A casual review of some of daytime’s most active advertisers seems to support this thought-provoking picture. Innumerable daytime programs seem to sustain themselves by selling their ad time to an endless stream of community colleges, trade schools, and personal injury lawyers (all touting their 1-800 phone numbers). During a recent hour-long episode of Judge Alex, 10 of the 28 commercials aired were for either car insurance, personal injury attorneys, title loan companies, or a cable TV provider. Jerry Springer is even more limited. During a recent telecast, of the 25 spots aired during the show, nine were for lawyers; four were for some type of two-year school; and two were for insurance. And Steve Wilkos, a Springer spin-off that’s been on the air since 2007, is more of the same. Of the 35 ads recently aired during one of its hours, 12 were for law firms, 11 for colleges, and rest were divided between cable companies, CashPoint, insurance and one ad each for a vacuum cleaner and Vagasil.

All this is not to say that one can’t be college-educated and financially well-off to enjoy daytime TV or that people of various economic levels can’t need a lawyer or want to further their education, but, at the same time, this sort of targeted advertising can’t be accidental, not when it goes on this long and this consistently. The schools and colleges and lawyers who advertise must be getting results they want via these careful media placements.
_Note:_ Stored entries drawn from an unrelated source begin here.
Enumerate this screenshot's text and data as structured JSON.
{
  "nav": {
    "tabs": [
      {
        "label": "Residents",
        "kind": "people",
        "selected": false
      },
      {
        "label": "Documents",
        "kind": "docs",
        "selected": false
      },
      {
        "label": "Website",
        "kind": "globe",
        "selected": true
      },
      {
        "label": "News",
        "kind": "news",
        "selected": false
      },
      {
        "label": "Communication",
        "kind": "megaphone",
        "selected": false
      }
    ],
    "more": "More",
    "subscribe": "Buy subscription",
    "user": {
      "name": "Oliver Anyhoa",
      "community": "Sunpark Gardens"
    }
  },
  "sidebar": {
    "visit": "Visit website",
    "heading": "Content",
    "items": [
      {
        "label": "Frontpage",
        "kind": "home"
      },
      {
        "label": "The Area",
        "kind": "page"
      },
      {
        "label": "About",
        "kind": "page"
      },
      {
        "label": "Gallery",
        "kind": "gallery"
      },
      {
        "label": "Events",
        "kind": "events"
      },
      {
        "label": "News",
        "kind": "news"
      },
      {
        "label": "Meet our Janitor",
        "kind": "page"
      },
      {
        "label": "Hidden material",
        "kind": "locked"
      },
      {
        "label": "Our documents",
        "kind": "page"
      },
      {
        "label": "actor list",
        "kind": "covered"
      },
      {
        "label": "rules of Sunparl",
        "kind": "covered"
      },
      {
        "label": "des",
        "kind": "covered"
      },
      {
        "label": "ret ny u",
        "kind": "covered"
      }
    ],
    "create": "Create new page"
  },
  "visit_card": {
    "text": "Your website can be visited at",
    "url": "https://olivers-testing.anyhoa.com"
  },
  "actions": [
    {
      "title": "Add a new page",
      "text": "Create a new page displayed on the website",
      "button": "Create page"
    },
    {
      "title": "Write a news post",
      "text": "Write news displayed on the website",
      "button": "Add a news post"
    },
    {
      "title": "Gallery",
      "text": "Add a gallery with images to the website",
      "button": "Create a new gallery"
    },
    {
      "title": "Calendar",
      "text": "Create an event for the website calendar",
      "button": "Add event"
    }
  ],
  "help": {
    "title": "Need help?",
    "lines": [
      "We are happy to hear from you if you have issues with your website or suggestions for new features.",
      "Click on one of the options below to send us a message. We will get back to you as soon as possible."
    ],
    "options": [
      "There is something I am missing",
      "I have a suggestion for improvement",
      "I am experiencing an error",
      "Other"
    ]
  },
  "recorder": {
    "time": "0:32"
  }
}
There is something profoundly sad about the ramifications of such heavily slanted advertising and the message it conveys: get a loan or sue somebody, but by all means keep watching TV. The final connotations of these ads ultimately coming across as pitiful as some of the programming they surround.

Still, to be fair, it must be noted that other daytime series are not so hyper-focused or one-sided in their advertising. Reviews of the ads during installments of The Chew on ABC and an episode of the syndicated Millionaire showed a much more diversified collective including ads for Jimmy Dean Sausage, Dove soap, Empire carpeting, Campbell’s Soup, Liquid Plumber, Bounty, Land-O-Lakes, Charmin, Cheerios and other products.

Despite having many of our long-standing assumptions proved correct by the statistics above—73% women — the amount of daytime TV advertising moving away from mommy- and baby-friendly items, seems to suggest other groups that might currently be emerging as daytime’s new majority. The cancellation of many long-running soap operas in recent years signaled an important shift that stations and the networks have yet to catch up to as they continue to chase an ever-shrinking audience of young and, one assumes, money-flushed women. If current trends continue, soon daytime TV may no longer be the most expedient route to the eyes and ears of female viewers, at least not those in that magical 18-49 age group.